Aaron De Long
Pennsylvania Association for Sustainable Agriculture
Three years ago, Joseph Moyer had recently graduated from high school and was living on the dairy farm where he grew up in Bradford County, Pennsylvania. Though his two brothers had worked on the farm, Joseph was the youngest and had never helped much with the cows. But at that point, Joseph’s brothers had both left the farm and his father, Brian, needed help.
Dissatisfied with his carpentry job, Joseph began considering a career in dairy—despite the fact that he knew little about milking, grazing, tractors, and most everything else that was routine work for his father. So when Joseph and Brian learned about Dairy Grazing Apprenticeship, they decided it could be a win-win: Joseph would be formally trained to manage a dairy, while Brian would receive a structured curriculum for passing on his knowledge to his son and at the same time gain a committed employee.

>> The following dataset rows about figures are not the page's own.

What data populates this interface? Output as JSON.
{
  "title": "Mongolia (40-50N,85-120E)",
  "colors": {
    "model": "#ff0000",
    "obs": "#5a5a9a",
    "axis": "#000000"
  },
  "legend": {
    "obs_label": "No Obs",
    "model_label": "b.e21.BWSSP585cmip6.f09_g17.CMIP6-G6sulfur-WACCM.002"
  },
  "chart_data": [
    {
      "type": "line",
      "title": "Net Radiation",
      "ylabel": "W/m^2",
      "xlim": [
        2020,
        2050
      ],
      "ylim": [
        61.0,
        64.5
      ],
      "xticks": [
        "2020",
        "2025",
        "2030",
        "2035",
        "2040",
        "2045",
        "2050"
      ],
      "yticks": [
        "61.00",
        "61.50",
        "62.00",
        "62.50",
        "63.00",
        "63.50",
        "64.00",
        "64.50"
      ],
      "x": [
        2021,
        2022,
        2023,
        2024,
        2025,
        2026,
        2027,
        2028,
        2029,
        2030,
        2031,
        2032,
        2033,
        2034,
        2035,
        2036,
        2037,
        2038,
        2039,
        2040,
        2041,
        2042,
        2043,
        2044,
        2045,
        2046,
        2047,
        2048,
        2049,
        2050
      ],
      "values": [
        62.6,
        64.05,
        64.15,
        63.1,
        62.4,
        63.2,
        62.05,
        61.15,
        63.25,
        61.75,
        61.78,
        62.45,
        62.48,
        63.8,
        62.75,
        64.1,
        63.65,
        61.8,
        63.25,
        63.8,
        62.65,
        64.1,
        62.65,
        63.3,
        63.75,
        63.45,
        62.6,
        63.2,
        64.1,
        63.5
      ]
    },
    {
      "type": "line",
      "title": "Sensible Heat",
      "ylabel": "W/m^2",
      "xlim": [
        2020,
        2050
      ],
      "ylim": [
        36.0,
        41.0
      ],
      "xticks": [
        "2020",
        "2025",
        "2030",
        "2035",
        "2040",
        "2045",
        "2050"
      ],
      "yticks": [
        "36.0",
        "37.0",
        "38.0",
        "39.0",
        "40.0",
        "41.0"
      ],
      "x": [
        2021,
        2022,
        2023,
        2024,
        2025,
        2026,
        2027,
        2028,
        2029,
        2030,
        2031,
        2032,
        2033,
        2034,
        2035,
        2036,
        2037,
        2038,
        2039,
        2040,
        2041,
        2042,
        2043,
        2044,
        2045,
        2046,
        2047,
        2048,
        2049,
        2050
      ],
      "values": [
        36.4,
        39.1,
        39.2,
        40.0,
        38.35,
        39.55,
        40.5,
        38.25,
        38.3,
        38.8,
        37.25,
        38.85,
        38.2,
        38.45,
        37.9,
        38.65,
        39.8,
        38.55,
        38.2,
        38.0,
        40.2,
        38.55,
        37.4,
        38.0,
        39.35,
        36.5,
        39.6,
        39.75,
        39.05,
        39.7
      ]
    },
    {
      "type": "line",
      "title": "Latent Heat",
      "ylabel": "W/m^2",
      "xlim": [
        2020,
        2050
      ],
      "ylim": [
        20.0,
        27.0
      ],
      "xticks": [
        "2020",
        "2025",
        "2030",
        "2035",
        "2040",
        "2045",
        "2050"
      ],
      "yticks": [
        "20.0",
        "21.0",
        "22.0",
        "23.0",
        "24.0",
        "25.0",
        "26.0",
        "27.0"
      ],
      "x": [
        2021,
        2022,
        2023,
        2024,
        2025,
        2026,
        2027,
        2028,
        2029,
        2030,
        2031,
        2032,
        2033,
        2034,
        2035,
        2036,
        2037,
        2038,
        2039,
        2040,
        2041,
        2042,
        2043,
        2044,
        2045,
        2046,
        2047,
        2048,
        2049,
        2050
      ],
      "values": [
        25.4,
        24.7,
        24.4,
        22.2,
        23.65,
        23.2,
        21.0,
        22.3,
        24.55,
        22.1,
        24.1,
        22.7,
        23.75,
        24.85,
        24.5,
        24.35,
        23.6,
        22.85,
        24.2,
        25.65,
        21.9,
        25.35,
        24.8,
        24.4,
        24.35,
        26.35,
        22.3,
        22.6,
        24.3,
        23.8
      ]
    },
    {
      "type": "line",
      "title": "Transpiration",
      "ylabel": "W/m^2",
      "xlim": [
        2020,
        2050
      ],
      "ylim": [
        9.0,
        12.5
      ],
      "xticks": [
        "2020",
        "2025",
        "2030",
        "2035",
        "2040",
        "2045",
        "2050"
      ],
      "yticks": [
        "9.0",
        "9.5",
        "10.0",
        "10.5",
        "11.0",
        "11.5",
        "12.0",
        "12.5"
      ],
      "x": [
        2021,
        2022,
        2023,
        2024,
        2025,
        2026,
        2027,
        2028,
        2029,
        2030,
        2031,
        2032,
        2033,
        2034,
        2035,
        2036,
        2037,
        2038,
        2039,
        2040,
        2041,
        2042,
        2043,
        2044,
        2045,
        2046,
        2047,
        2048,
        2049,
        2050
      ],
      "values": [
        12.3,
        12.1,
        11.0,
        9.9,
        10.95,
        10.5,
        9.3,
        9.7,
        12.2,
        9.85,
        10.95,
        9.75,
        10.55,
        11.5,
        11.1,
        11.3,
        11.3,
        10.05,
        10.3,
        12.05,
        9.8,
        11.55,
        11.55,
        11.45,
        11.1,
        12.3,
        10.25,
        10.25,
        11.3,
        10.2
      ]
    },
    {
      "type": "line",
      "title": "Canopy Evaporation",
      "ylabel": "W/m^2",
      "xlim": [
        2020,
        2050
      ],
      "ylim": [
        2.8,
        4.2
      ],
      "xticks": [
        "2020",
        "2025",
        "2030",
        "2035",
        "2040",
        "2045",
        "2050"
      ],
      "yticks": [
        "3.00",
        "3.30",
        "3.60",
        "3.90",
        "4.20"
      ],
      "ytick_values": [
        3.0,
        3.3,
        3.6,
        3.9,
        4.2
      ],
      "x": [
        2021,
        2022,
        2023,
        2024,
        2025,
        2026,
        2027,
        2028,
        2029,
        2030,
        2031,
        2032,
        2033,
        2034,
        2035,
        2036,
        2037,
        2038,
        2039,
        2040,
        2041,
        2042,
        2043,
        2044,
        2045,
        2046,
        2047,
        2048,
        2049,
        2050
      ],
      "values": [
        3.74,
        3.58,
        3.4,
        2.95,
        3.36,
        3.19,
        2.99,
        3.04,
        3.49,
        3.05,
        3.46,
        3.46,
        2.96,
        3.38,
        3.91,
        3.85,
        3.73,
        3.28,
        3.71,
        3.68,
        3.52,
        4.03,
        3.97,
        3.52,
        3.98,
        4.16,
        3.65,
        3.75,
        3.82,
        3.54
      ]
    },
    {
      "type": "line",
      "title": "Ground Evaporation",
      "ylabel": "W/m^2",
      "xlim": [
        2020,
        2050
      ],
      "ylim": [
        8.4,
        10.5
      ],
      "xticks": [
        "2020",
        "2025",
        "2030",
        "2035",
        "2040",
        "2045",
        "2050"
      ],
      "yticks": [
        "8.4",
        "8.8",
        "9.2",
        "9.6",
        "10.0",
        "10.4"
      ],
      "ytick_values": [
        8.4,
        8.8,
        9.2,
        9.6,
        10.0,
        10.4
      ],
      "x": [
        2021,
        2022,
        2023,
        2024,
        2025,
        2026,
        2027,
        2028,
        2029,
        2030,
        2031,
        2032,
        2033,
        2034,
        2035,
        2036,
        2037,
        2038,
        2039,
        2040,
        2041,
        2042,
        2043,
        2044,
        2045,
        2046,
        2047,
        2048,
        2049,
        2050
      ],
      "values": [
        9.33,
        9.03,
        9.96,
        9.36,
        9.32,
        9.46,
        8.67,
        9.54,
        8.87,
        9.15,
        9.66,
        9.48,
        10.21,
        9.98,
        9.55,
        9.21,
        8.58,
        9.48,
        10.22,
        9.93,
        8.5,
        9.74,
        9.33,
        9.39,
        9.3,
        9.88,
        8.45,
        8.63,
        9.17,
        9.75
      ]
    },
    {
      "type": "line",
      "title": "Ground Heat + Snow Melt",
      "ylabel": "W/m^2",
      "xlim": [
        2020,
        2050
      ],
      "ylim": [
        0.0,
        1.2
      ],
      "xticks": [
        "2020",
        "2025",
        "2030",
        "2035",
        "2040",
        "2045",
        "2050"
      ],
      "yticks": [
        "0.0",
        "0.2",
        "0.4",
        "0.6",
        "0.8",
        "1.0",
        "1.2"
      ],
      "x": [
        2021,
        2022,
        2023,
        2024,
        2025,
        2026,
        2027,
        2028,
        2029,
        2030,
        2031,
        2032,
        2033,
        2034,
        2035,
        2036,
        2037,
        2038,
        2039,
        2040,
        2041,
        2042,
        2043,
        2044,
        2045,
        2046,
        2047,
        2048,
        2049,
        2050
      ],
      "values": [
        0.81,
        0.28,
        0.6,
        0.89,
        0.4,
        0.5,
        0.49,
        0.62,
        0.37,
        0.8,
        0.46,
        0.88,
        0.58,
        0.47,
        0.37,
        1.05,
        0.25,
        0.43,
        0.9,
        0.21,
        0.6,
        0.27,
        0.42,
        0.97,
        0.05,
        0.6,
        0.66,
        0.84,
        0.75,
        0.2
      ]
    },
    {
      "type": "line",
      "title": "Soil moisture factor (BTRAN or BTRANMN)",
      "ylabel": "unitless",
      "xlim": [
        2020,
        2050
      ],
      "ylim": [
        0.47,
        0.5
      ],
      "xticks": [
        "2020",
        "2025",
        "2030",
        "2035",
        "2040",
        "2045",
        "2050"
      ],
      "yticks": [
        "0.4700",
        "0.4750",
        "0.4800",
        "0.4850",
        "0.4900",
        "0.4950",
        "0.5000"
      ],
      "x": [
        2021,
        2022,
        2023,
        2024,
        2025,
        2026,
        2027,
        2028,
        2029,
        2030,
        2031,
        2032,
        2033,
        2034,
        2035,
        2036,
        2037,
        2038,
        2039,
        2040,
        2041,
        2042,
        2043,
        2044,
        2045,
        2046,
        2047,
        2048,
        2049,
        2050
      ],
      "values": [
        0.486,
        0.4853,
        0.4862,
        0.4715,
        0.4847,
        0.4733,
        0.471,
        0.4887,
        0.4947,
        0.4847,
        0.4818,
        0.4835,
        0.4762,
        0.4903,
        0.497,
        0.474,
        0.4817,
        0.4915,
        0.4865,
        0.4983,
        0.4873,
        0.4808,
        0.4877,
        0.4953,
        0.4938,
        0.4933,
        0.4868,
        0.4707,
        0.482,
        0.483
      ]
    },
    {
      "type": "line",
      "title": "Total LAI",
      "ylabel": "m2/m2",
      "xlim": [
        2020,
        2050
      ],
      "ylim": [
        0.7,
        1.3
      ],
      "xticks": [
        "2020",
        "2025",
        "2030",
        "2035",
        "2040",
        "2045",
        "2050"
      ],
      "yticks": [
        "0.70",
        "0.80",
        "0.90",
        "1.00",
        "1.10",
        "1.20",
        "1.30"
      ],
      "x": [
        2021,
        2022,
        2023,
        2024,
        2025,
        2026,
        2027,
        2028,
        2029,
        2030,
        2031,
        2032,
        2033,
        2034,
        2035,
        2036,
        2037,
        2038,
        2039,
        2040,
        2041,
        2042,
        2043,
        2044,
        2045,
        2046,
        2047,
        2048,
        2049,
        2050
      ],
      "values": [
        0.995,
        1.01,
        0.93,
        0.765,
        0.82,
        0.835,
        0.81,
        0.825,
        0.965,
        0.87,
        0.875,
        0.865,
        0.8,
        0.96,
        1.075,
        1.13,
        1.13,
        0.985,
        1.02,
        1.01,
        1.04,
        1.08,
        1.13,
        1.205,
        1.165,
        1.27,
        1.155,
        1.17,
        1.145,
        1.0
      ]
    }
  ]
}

Three years, 4,000 hours of on-the-job training, 300 hours of related instruction, and a half dozen online classes later, Joseph became the first Pennsylvania graduate of the nationally registered apprenticeship program, which PASA administers in Pennsylvania and the surrounding region. Joseph joins a small but growing cohort of young and beginning farmers across the country training to manage or start their own farm operation through state- and federally registered apprenticeships.
Joseph joins a small but growing cohort of young and beginning farmers across the country training to manage or start their own farm operation through state and federally registered apprenticeships.
Dairy Grazing Apprenticeship was founded in 2011 by farmers in Wisconsin seeking to curb a national crisis of farmland loss and respond to an increasingly urgent need for training new farmers as a generation of established farmers near retirement, many without identified successors. Through Dairy Grazing Apprenticeship and the educational and networking opportunities it provided, Joseph and Brian were not only able to support one another’s respective training and labor needs, they were able to continuously hone the farm’s management systems to more effectively benefit both the health of their cows and the health of their soil.
This included experimenting with no-till seeding techniques in compacted areas, as well as expanding grazing paddocks into overgrown and even forested areas. Between Brian’s decades of experience as a grazier, and Joseph’s fresh eyes on old ground, their dairy farm today is grazing more productive land than ever before, with a view toward creating more silvopasture opportunities for the cows, as well as more diversified pastured livestock, in general—Joseph built a chicken tractor last winter.
The path forward for Joseph within dairy might be in Bradford County, as he hopes, but the journey dairy grazier certification Joseph has earned can also provide new opportunities. The standard is becoming increasingly recognized by other farms and the dairy industry in the same way a degree might be, ensuring a level of proficiency from hayfield to barn, and paddock to budget. In short, it recognizes the farmer as a professional with earned skills and knowledge, learned both in the field and in the classroom.
Today, Joseph and Brian are actively strategizing how to stay viable and growing, even in the midst of a dairy economy in turmoil. Whatever the path, Joseph is committed. “This is what I want to do,” he states simply. “I don’t know if it would have happened without Dairy Grazing Apprenticeship and PASA.”
Joseph isn’t alone in his commitment to dairy. His wife, Catherine, was new to dairy when the two began dating a few years ago. Soon after, though, she became a regular in the Moyer’s tie-stall barn, eventually becoming a grazing dairy intern at a neighboring farm as part of a partnership between PASA and the Center for Dairy Excellence.
Recently, as her husband was completing his apprenticeship, Catherine officially became her father-in-law’s second apprentice as part of the Dairy Grazing Apprenticeship program. When asked about her decision to join her husband in the industry, Catherine replies, “I love cows, I love grazing cows. It’s not necessarily an easy living, but it’s a good one, and I feel like it’s where God is calling me to be.”